Lesson 6: Transdisciplinary attitude
We were taught to recognize local stakeholders as the experts of their place. This is unlike the attitude that prevails in much of the science community, where researchers are seen as experts who fill the knowledge gaps of lay people.
The humble approach of the facilitators to the community was a good example of how to live a transdisciplinary attitude. We usually saw them listening rather than talking, and community members were more often on stage than the facilitators. The facilitators promoted informal spaces for interaction with community members, enabling casual exchange.
A prerequisite for our mindset shift was our ability to leave the comfort zone of academic environments. Exposing ourselves to the community interactions, often across language barriers, was challenging. Yet it was the way to learn that creating bridges with society requires a modest, tolerant and curious attitude.
From the perspective of a learner, instructor or practitioner, what is your experience with transdisciplinary learning processes and what factors do you think make them a success?
To find out more:
Dallo, I., Freihardt, J., Remke, S., von Rothkirch, J. and Ruizpalacios, B. (2020). Winter School 2020 – The next step is the mental transition to the new municipality of Zurzach. Information brochure resulting from the Winter School 2020, USYSTdLab, Zürich, Switzerland. Available online. https://ethz.ch/content/dam/ethz/special-interest/usys/tdlab/docs/education/winter%20school%202016/2020/ws-2020-brochure-en.pdf (PDF 5.3MB).
Biography: Irina Dallo is a doctoral student at the Swiss Seismological Service and the Transdisciplinarity Lab at ETH Zürich in Switzerland. The focus of her PhD is how to best communicate earthquake information in a multi-hazard context. Her approach is user-centred and iterative, ie., involving close collaboration with the authorities and the public.

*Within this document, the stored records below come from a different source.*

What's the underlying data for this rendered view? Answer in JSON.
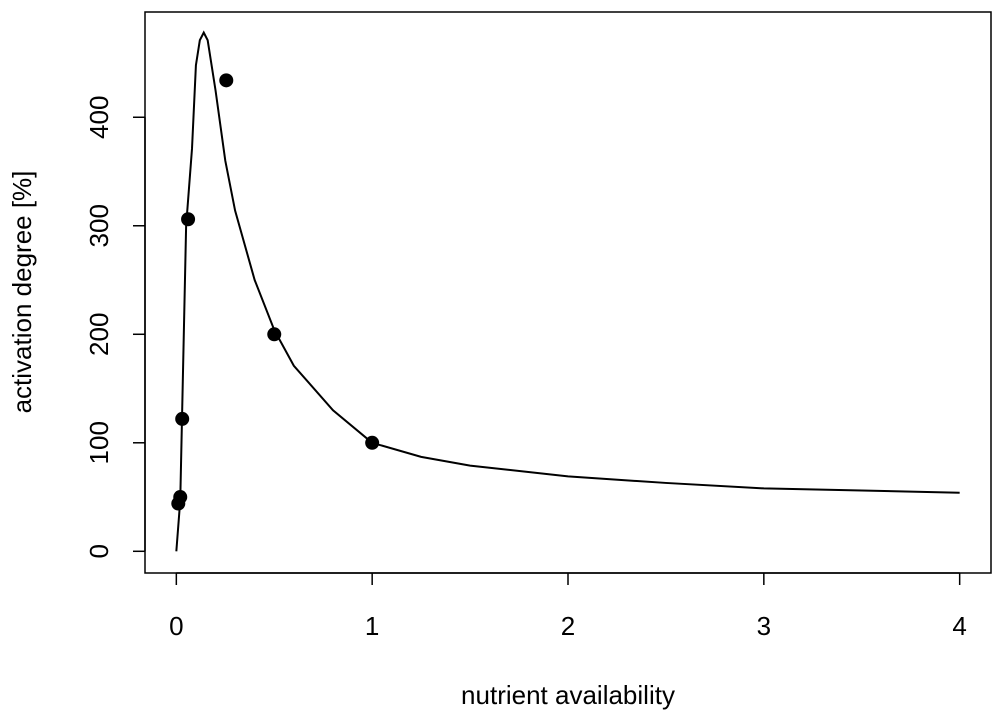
{
  "chart_data": {
    "type": "scatter",
    "x_label": "nutrient availability",
    "y_label": "activation degree [%]",
    "xlim": [
      -0.16,
      4.16
    ],
    "ylim": [
      -20,
      497
    ],
    "xticks": [
      0,
      1,
      2,
      3,
      4
    ],
    "yticks": [
      0,
      100,
      200,
      300,
      400
    ],
    "series": [
      {
        "type": "scatter",
        "color": "#000000",
        "x": [
          0.01,
          0.02,
          0.03,
          0.06,
          0.255,
          0.5,
          1
        ],
        "values": [
          44,
          50,
          122,
          306,
          434,
          200,
          100
        ]
      },
      {
        "type": "line",
        "color": "#000000",
        "x": [
          0,
          0.02,
          0.05,
          0.08,
          0.1,
          0.12,
          0.14,
          0.16,
          0.2,
          0.25,
          0.3,
          0.4,
          0.5,
          0.6,
          0.8,
          1,
          1.25,
          1.5,
          2,
          2.5,
          3,
          3.5,
          4
        ],
        "values": [
          0,
          47,
          300,
          371,
          448,
          471,
          478,
          471,
          425,
          360,
          314,
          250,
          204,
          171,
          130,
          100,
          87,
          79,
          69,
          63,
          58,
          56,
          54
        ]
      }
    ]
  }
}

Biography: Jan Freihardt is a doctoral student in the group of International Political Economy and Environmental Politics at ETH Zürich, Switzerland, studying environmental migration in Bangladesh. In addition, he is working on a co-authored book aimed at introducing students and early-career researchers to the discourse around transformative science and transdisciplinarity.
Biography: Juanita von Rothkirch is a masters student in environmental sciences at ETH Zürich in Switzerland. She is interested in building bridges between policy makers and society. She has recently developed her research at the Transdisciplinarity Lab on siting issues of carbon capture and storage technologies.